L’étude s’est principalement concentrée sur les grands intérêts que les États-Unis pourraient tirer de leur reconnaissance unilatérale de Somaliland, notamment en ce qui concerne le renforcement de l’influence américaine et de ses alliés dans le golfe d’Aden et à Bab el-Mandeb, la préservation de la sécurité de la mer Rouge, la lutte contre la piraterie, et la garantie de la sécurité du commerce international, tout en faisant face à la menace croissante des Houthis et d’autres menaces géostratégiques dans une région d’une importance économique, sécuritaire et politique cruciale pour les États-Unis.
L’étude a minimisé les réactions régionales et internationales, en particulier la réaction de la Somalie et de l’Union africaine, suggérant que la Somalie pourrait être apaisée par des incitations financières importantes, et que l’Union africaine devrait être invitée à accepter le nouvel État, à l’instar de sa décision antérieure d’accepter l’adhésion de la République sahraouie.
Défis stratégiques
L’étude rédigée par Jendayi Frazer représente la vision d’un large courant parmi les figures du courant africain au sein de l’administration du président Donald Trump, notamment Peter Pham et Bruce Whiting, ainsi que le membre républicain du Congrès Scott Perry, qui a proposé un projet de loi demandant au gouvernement des États-Unis de reconnaître unilatéralement l’indépendance de la région. Il semble donc que la question de la reconnaissance unilatérale ne soit qu’une question de temps, jusqu’à ce que la nouvelle administration américaine obtienne tout ce qu’elle souhaite du gouvernement de la région.
Un autre facteur incitant les États-Unis à accélérer la reconnaissance unilatérale de l’indépendance de Somaliland est la décision du gouvernement britannique de restituer l’archipel des Chagos à Maurice, ce qui pourrait limiter l’efficacité de l’utilisation par les États-Unis de la base de Diego Garcia dans l’océan Indien.
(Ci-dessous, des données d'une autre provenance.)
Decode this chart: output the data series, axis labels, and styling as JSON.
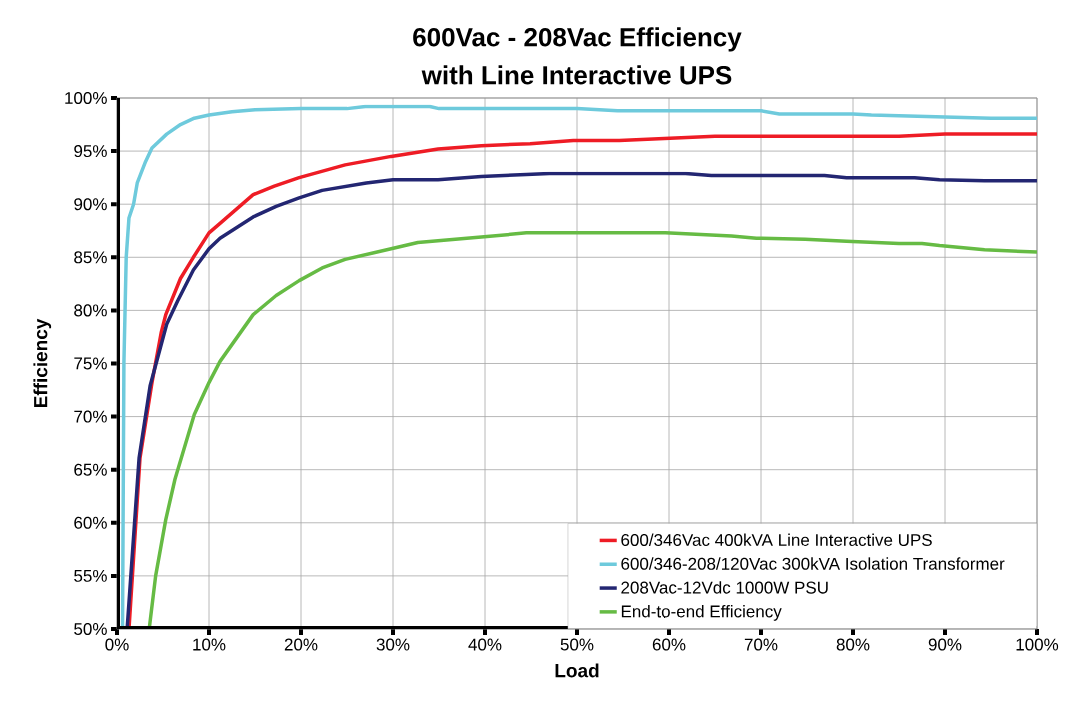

De plus, la présence américaine permanente dans ce passage maritime crucial garantirait aux États-Unis un autre couloir commercial face à l’initiative de la Ceinture et de la Route dirigée par la Chine. Dans les deux cas, la région revêtirait une importance stratégique militaire et commerciale pour les États-Unis et leurs alliés, justifiant ainsi une décision de reconnaissance unilatérale.
En revanche, si la reconnaissance unilatérale est mise en œuvre, cela attiserait le conflit international autour de la mer Rouge, et cette région deviendrait un champ de tensions intenses entre les différentes puissances convoitant les richesses de la région, ce qui pourrait également intensifier le mouvement de résistance nationale en Somalie contre cette intervention extérieure malvenue.
Si l’on considère l’orientation de la nouvelle administration américaine qui souhaite annexer le Canada, le Groenland, le canal de Panama et déplacer les populations de Gaza, cela signifie la fin de l’ancien monde basé sur la souveraineté et la sacralité des frontières, et l’émergence d’un nouveau monde plus proche de la loi du plus fort, fondé sur la force et la contrainte. Dans ce cas, il n’y aurait plus de place pour les faibles, et le monde ne serait plus un endroit sûr.
Le Somaliland, anciennement colonisé par les puissances occidentales, a déclaré son indépendance en 1991 après une guerre civile dévastatrice. Bien qu’il ait établi un gouvernement stable, il n’a pas encore reçu de reconnaissance internationale, malgré son rôle stratégique dans la région de la Corne de l’Afrique. La situation géopolitique actuelle, marquée par des tensions dans le Golfe d’Aden, a ravivé l’intérêt pour cette région.